Dakar 2015: A quoi reconnaît-on un bon copilote?
NAVIGATION•Elément aussi primordial qu’il est méconnu, le copilote a des fonctions très précises à remplir pour la bonne marche d’une voiture sur le Dakar…Nicolas Camus
De notre envoyé spécial à Salta (Argentine)
Un peu comme le gardien de but au foot, le copilote d’une voiture de rallye occupe un poste ingrat. De ceux que l’on oublie quand tout va bien et que l’on aime titiller s’il y a eu le moindre début de boulette. Méconnue, la fonction consiste, vu de l’extérieur, à lire des indications inscrites sur un roadbook. Mais à quoi reconnaît-on un bon copilote d’un mauvais (ou d’un moins bon)? «Le bon copilote, il dit quand il faut tourner. Le mauvais, et bah il dit quand il faut tourner». N'en déplaise aux Inconnus, la réponse est un peu plus complexe que ça.

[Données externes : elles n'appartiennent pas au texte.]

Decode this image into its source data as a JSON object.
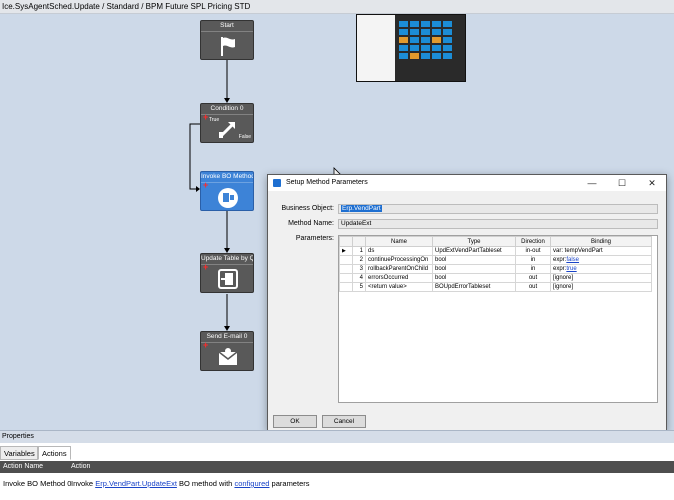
{
  "window_title": "Ice.SysAgentSched.Update / Standard / BPM Future SPL Pricing STD",
  "nodes": {
    "start": "Start",
    "condition": "Condition 0",
    "condition_true": "True",
    "condition_false": "False",
    "invoke": "Invoke BO Method",
    "update": "Update Table by Q",
    "email": "Send E-mail 0"
  },
  "dialog": {
    "title": "Setup Method Parameters",
    "business_object_label": "Business Object:",
    "business_object_value": "Erp.VendPart",
    "method_name_label": "Method Name:",
    "method_name_value": "UpdateExt",
    "parameters_label": "Parameters:",
    "columns": [
      "Name",
      "Type",
      "Direction",
      "Binding"
    ],
    "rows": [
      {
        "num": "1",
        "name": "ds",
        "type": "UpdExtVendPartTableset",
        "direction": "in-out",
        "binding_prefix": "var: tempVendPart",
        "binding_link": ""
      },
      {
        "num": "2",
        "name": "continueProcessingOn",
        "type": "bool",
        "direction": "in",
        "binding_prefix": "expr:",
        "binding_link": "false"
      },
      {
        "num": "3",
        "name": "rollbackParentOnChild",
        "type": "bool",
        "direction": "in",
        "binding_prefix": "expr:",
        "binding_link": "true"
      },
      {
        "num": "4",
        "name": "errorsOccurred",
        "type": "bool",
        "direction": "out",
        "binding_prefix": "[ignore]",
        "binding_link": ""
      },
      {
        "num": "5",
        "name": "<return value>",
        "type": "BOUpdErrorTableset",
        "direction": "out",
        "binding_prefix": "[ignore]",
        "binding_link": ""
      }
    ],
    "ok": "OK",
    "cancel": "Cancel"
  },
  "properties": {
    "header": "Properties",
    "tabs": [
      "Variables",
      "Actions"
    ],
    "active_tab": "Actions",
    "columns": [
      "Action Name",
      "Action"
    ],
    "row": {
      "action_name": "Invoke BO Method 0",
      "text1": "Invoke ",
      "link1": "Erp.VendPart.UpdateExt",
      "text2": " BO method with ",
      "link2": "configured",
      "text3": " parameters"
    }
  },
  "colors": {
    "canvas_bg": "#cdd9e8",
    "node_bg": "#595959",
    "node_selected": "#3d83d7",
    "plus_red": "#ff2a2a",
    "link": "#1a44c8"
  },
  "icons": [
    "flag-icon",
    "condition-icon",
    "invoke-method-icon",
    "update-table-icon",
    "email-icon",
    "minimize-icon",
    "maximize-icon",
    "close-icon",
    "row-pointer-icon"
  ]
}
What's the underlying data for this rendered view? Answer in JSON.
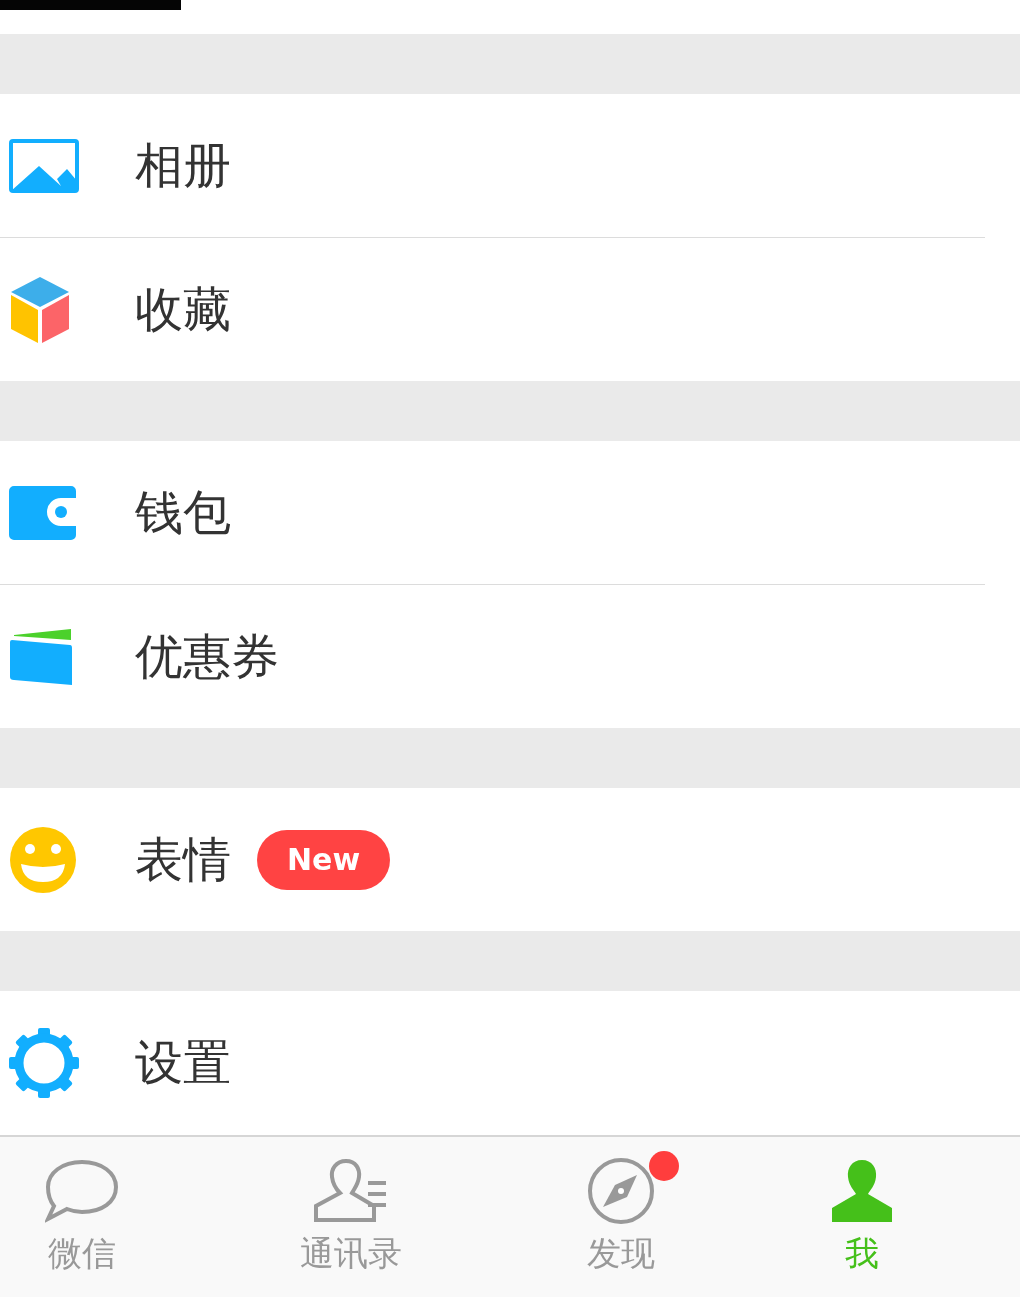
{
  "groups": [
    {
      "items": [
        {
          "label": "相册"
        },
        {
          "label": "收藏"
        }
      ]
    },
    {
      "items": [
        {
          "label": "钱包"
        },
        {
          "label": "优惠券"
        }
      ]
    },
    {
      "items": [
        {
          "label": "表情",
          "badge": "New"
        }
      ]
    },
    {
      "items": [
        {
          "label": "设置"
        }
      ]
    }
  ],
  "tabs": [
    {
      "label": "微信",
      "selected": false,
      "dot": false
    },
    {
      "label": "通讯录",
      "selected": false,
      "dot": false
    },
    {
      "label": "发现",
      "selected": false,
      "dot": true
    },
    {
      "label": "我",
      "selected": true,
      "dot": false
    }
  ]
}
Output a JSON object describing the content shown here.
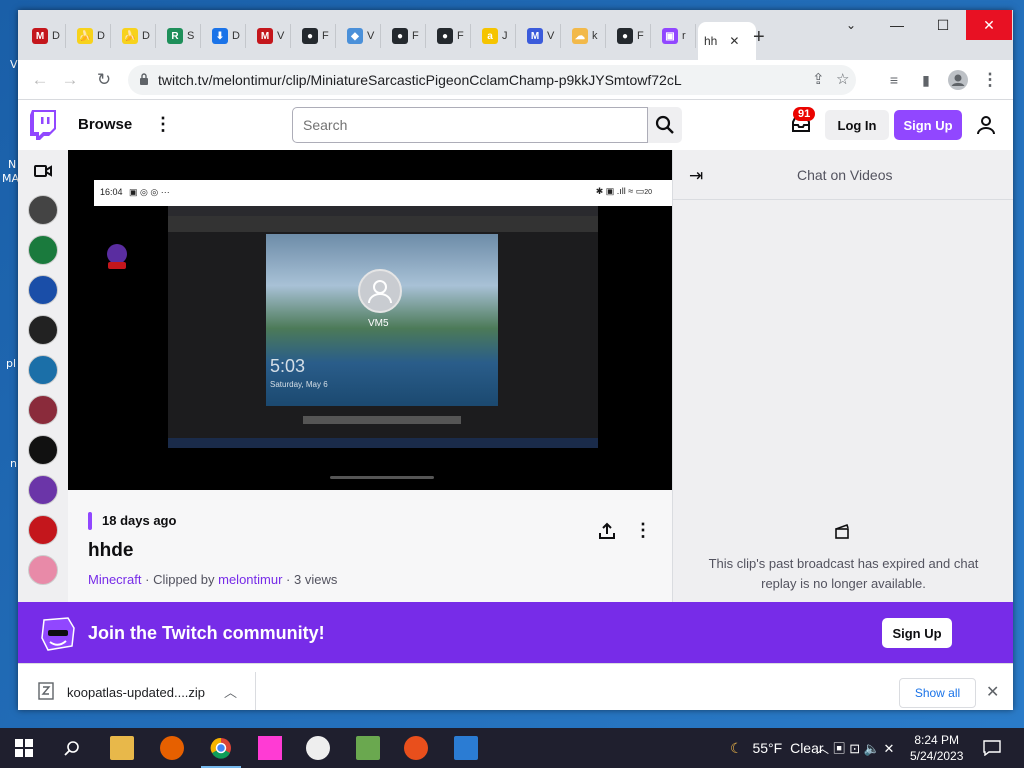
{
  "desktop": {
    "fragments": [
      "V",
      "N",
      "MA",
      "pl",
      "n"
    ]
  },
  "browser": {
    "tabs": [
      {
        "label": "D",
        "icon": "mega-icon",
        "color": "#c4161c",
        "glyph": "M"
      },
      {
        "label": "D",
        "icon": "banana-icon",
        "color": "#f7d21c",
        "glyph": "🍌"
      },
      {
        "label": "D",
        "icon": "banana-icon",
        "color": "#f7d21c",
        "glyph": "🍌"
      },
      {
        "label": "S",
        "icon": "r-icon",
        "color": "#1e8f5a",
        "glyph": "R"
      },
      {
        "label": "D",
        "icon": "download-icon",
        "color": "#1a73e8",
        "glyph": "⬇"
      },
      {
        "label": "V",
        "icon": "mega-icon",
        "color": "#c4161c",
        "glyph": "M"
      },
      {
        "label": "F",
        "icon": "github-icon",
        "color": "#24292e",
        "glyph": "●"
      },
      {
        "label": "V",
        "icon": "fish-icon",
        "color": "#4a90d9",
        "glyph": "◆"
      },
      {
        "label": "F",
        "icon": "github-icon",
        "color": "#24292e",
        "glyph": "●"
      },
      {
        "label": "F",
        "icon": "github-icon",
        "color": "#24292e",
        "glyph": "●"
      },
      {
        "label": "J",
        "icon": "a-icon",
        "color": "#f5c400",
        "glyph": "a"
      },
      {
        "label": "V",
        "icon": "m-icon",
        "color": "#3b5bdb",
        "glyph": "M"
      },
      {
        "label": "k",
        "icon": "cloud-icon",
        "color": "#f2b94a",
        "glyph": "☁"
      },
      {
        "label": "F",
        "icon": "github-icon",
        "color": "#24292e",
        "glyph": "●"
      },
      {
        "label": "r",
        "icon": "twitch-icon",
        "color": "#9147ff",
        "glyph": "▣"
      }
    ],
    "active_tab": {
      "label": "hh",
      "close": "✕"
    },
    "new_tab": "+",
    "url": "twitch.tv/melontimur/clip/MiniatureSarcasticPigeonCclamChamp-p9kkJYSmtowf72cL"
  },
  "twitch": {
    "browse": "Browse",
    "search_placeholder": "Search",
    "notif_count": "91",
    "login": "Log In",
    "signup": "Sign Up",
    "sidebar_colors": [
      "#444",
      "#1a7a3d",
      "#1a4ea8",
      "#222",
      "#1b6fa8",
      "#8a2b3b",
      "#111",
      "#6b35a8",
      "#c4161c",
      "#e88aa8"
    ],
    "clip": {
      "phone_time": "16:04",
      "phone_battery": "20",
      "vm_label": "VM5",
      "vm_time": "5:03",
      "vm_date": "Saturday, May 6",
      "ago": "18 days ago",
      "title": "hhde",
      "game": "Minecraft",
      "clipped_by_label": "Clipped by",
      "clipper": "melontimur",
      "views": "3 views",
      "dot": "·"
    },
    "chat": {
      "title": "Chat on Videos",
      "expired": "This clip's past broadcast has expired and chat replay is no longer available."
    },
    "join": {
      "text": "Join the Twitch community!",
      "button": "Sign Up"
    }
  },
  "download": {
    "filename": "koopatlas-updated....zip",
    "show_all": "Show all"
  },
  "taskbar": {
    "temp": "55°F",
    "weather": "Clear",
    "time": "8:24 PM",
    "date": "5/24/2023"
  }
}
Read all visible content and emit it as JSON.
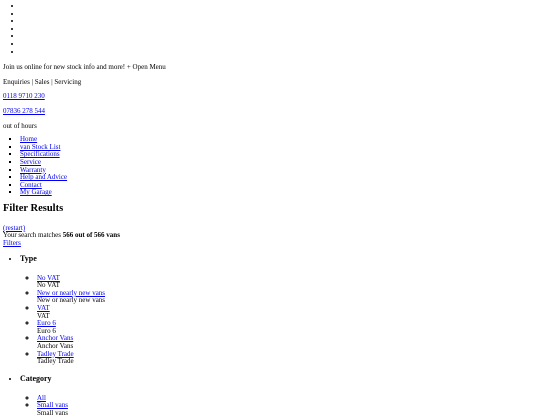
{
  "top_bullets_count": 7,
  "header": {
    "intro": "Join us online for new stock info and more! + Open Menu",
    "services": "Enquiries | Sales | Servicing",
    "phone_1": "0118 9710 230",
    "phone_2": "07836 278 544",
    "out_of_hours": "out of hours"
  },
  "nav": {
    "items": [
      "Home",
      "van Stock List",
      "Specifications",
      "Service",
      "Warranty",
      "Help and Advice",
      "Contact",
      "My Garage"
    ]
  },
  "filter": {
    "title": "Filter Results",
    "restart_link": "(restart)",
    "matches_prefix": "Your search matches ",
    "matches_count": "566 out of 566 vans",
    "filters_link": "Filters",
    "groups": [
      {
        "title": "Type",
        "options": [
          {
            "link": "No VAT",
            "label": "No VAT"
          },
          {
            "link": "New or nearly new vans",
            "label": "New or nearly new vans"
          },
          {
            "link": "VAT",
            "label": "VAT"
          },
          {
            "link": "Euro 6",
            "label": "Euro 6"
          },
          {
            "link": "Anchor Vans",
            "label": "Anchor Vans"
          },
          {
            "link": "Tadley Trade",
            "label": "Tadley Trade"
          }
        ]
      },
      {
        "title": "Category",
        "options": [
          {
            "link": "All",
            "label": null
          },
          {
            "link": "Small vans",
            "label": "Small vans"
          }
        ]
      }
    ]
  }
}
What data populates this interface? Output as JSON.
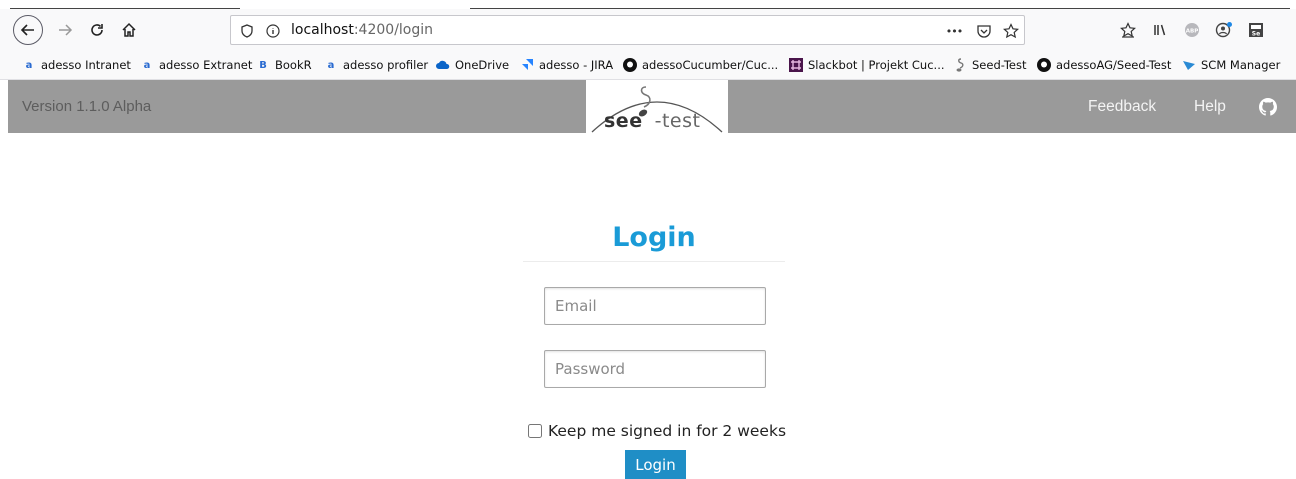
{
  "browser": {
    "url_host": "localhost",
    "url_path": ":4200/login",
    "page_actions": "•••"
  },
  "bookmarks": [
    {
      "label": "adesso Intranet",
      "icon": "adesso-icon",
      "color": "#2a6bd1"
    },
    {
      "label": "adesso Extranet",
      "icon": "adesso-icon",
      "color": "#2a6bd1"
    },
    {
      "label": "BookR",
      "icon": "bookr-icon",
      "color": "#2a6bd1"
    },
    {
      "label": "adesso profiler",
      "icon": "adesso-icon",
      "color": "#2a6bd1"
    },
    {
      "label": "OneDrive",
      "icon": "cloud-icon",
      "color": "#0a64c8"
    },
    {
      "label": "adesso - JIRA",
      "icon": "jira-icon",
      "color": "#2684ff"
    },
    {
      "label": "adessoCucumber/Cuc...",
      "icon": "github-icon",
      "color": "#111111"
    },
    {
      "label": "Slackbot | Projekt Cuc...",
      "icon": "slack-icon",
      "color": "#4a154b"
    },
    {
      "label": "Seed-Test",
      "icon": "seed-icon",
      "color": "#666666"
    },
    {
      "label": "adessoAG/Seed-Test",
      "icon": "github-icon",
      "color": "#111111"
    },
    {
      "label": "SCM Manager",
      "icon": "scm-icon",
      "color": "#2a8ad4"
    }
  ],
  "header": {
    "version": "Version 1.1.0 Alpha",
    "logo_seed": "see",
    "logo_test": "-test",
    "feedback": "Feedback",
    "help": "Help"
  },
  "login": {
    "title": "Login",
    "email_placeholder": "Email",
    "password_placeholder": "Password",
    "remember_label": "Keep me signed in for 2 weeks",
    "button_label": "Login"
  },
  "colors": {
    "accent": "#1a9bd7",
    "button": "#1f8ec6",
    "header_bg": "#9a9a9a"
  }
}
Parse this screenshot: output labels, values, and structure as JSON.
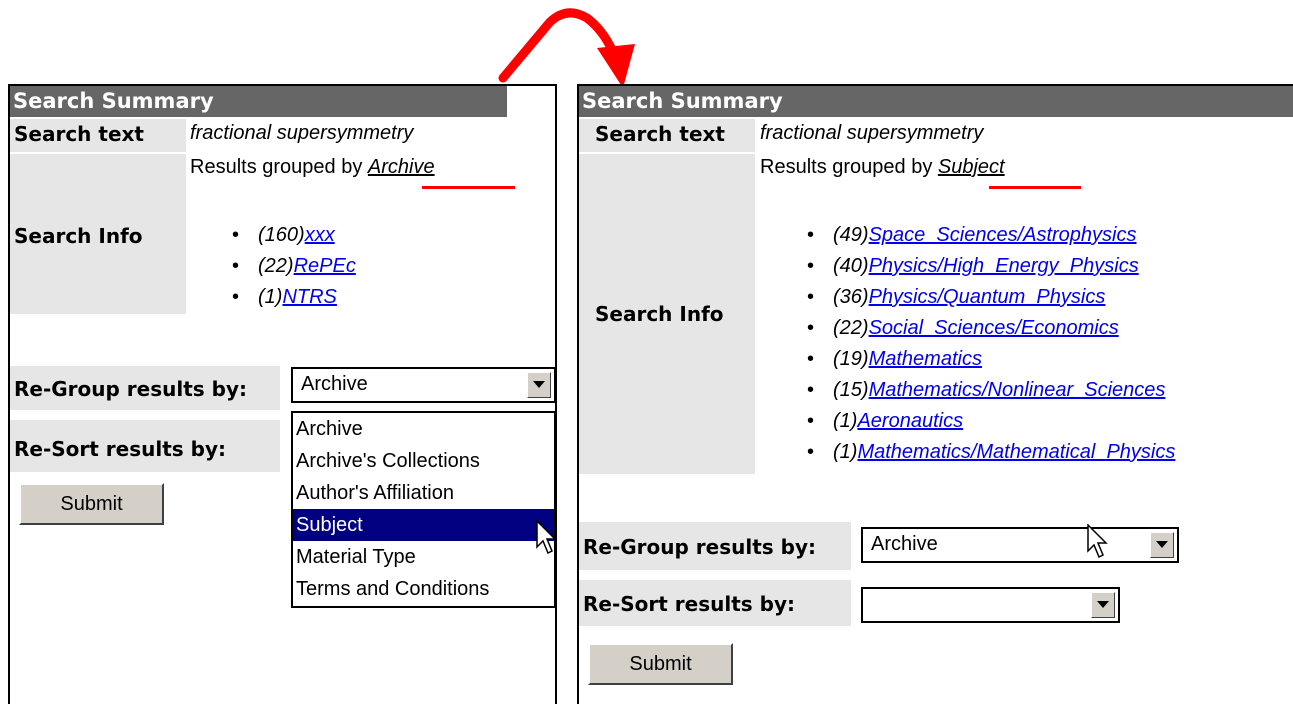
{
  "left": {
    "header": "Search Summary",
    "search_text_label": "Search text",
    "search_text_value": "fractional supersymmetry",
    "grouped_prefix": "Results grouped by",
    "grouped_value": "Archive",
    "search_info_label": "Search Info",
    "results": [
      {
        "count": "(160)",
        "name": "xxx"
      },
      {
        "count": "(22)",
        "name": "RePEc"
      },
      {
        "count": "(1)",
        "name": "NTRS"
      }
    ],
    "regroup_label": "Re-Group results by:",
    "regroup_value": "Archive",
    "resort_label": "Re-Sort results by:",
    "submit_label": "Submit",
    "dropdown_options": [
      "Archive",
      "Archive's Collections",
      "Author's Affiliation",
      "Subject",
      "Material Type",
      "Terms and Conditions"
    ],
    "dropdown_highlighted": "Subject"
  },
  "right": {
    "header": "Search Summary",
    "search_text_label": "Search text",
    "search_text_value": "fractional supersymmetry",
    "grouped_prefix": "Results grouped by",
    "grouped_value": "Subject",
    "search_info_label": "Search Info",
    "results": [
      {
        "count": "(49)",
        "name": "Space_Sciences/Astrophysics"
      },
      {
        "count": "(40)",
        "name": "Physics/High_Energy_Physics"
      },
      {
        "count": "(36)",
        "name": "Physics/Quantum_Physics"
      },
      {
        "count": "(22)",
        "name": "Social_Sciences/Economics"
      },
      {
        "count": "(19)",
        "name": "Mathematics"
      },
      {
        "count": "(15)",
        "name": "Mathematics/Nonlinear_Sciences"
      },
      {
        "count": "(1)",
        "name": "Aeronautics"
      },
      {
        "count": "(1)",
        "name": "Mathematics/Mathematical_Physics"
      }
    ],
    "regroup_label": "Re-Group results by:",
    "regroup_value": "Archive",
    "resort_label": "Re-Sort results by:",
    "resort_value": "",
    "submit_label": "Submit"
  },
  "colors": {
    "accent_red": "#ff0000",
    "header_bg": "#666666",
    "link": "#0000ee",
    "highlight": "#000080"
  },
  "icons": {
    "arrow": "curved-red-arrow-icon",
    "cursor": "mouse-pointer-icon",
    "dropdown": "chevron-down-icon"
  }
}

«Un bon copilote reste calme. Il est toujours au même niveau de lucidité, il reprend le contrôle très vite si lui ou son pilote a fait une petite erreur», estime Jean-Paul Cottret, le navigateur de Stéphane Peterhansel. Entre les erreurs d’aiguillage, les petits pièges oubliés et les casses à réparer, les moments de tension ne sont pas rares dans un habitacle. «La relation avec le pilote n’est pas toujours facile, loin de là, reprend Cottret. J’ai connu de jeunes prometteurs qui ne savaient pas gérer cette pression, c’est rédhibitoire.»
«S’il dit "maintenant" et qu’il est un peu décalé...»
Un copilote digne de ce nom serait donc le réceptacle des émotions, celui qui absorbe les difficultés d’un chemin poussiéreux et cahoteux d’une spéciale de Dakar pour la transformer en piste d’atterrissage. Oui, mais pas seulement. «Le tempo dans lequel il donne les infos est primordial, ajoute Pierre Lachaume, 16e du général. Quand il vous dit "300 mètres, 200, 100, maintenant", ça doit l’être vraiment. S’il dit "maintenant" et qu’il est un peu décalé, ma conduite aussi, mes freinages aussi, et là c’est la catastrophe.»
Pour sa première participation, en 2013, Pierre Lachaume avait choisi un ami débutant à ses côtés. Depuis l’an dernier, il navigue avec Jean Brucy, presque 20 Dakar au compteur. «C’est là que je me suis aperçu qu’un bon copilote ça faisait du boulot, avoue-t-il. Avec lui, j’ai pu me concentrer uniquement sur mon pilotage. Je n’avais plus à naviguer en même temps. Et du coup on va bien plus vite!»
Ce qui fait la différence, c’est donc ça. Un bon copilote est quelqu’un de calme, mécano hors pair et qui inspire une confiance aveugle. On ne cherche pas les pistes à sa place, on ne jette pas un œil par-dessus son épaule pour vérifier si tout va bien. «Et lui ne doit quasiment jamais lever les yeux de ses instruments», ajoute Lachaume. Garder le nez collé sur ses feuilles pendant 350 km tout en étant secoué dans tous les sens... On pourrait ajouter à la liste des qualités du bon copilote un estomac bien accroché.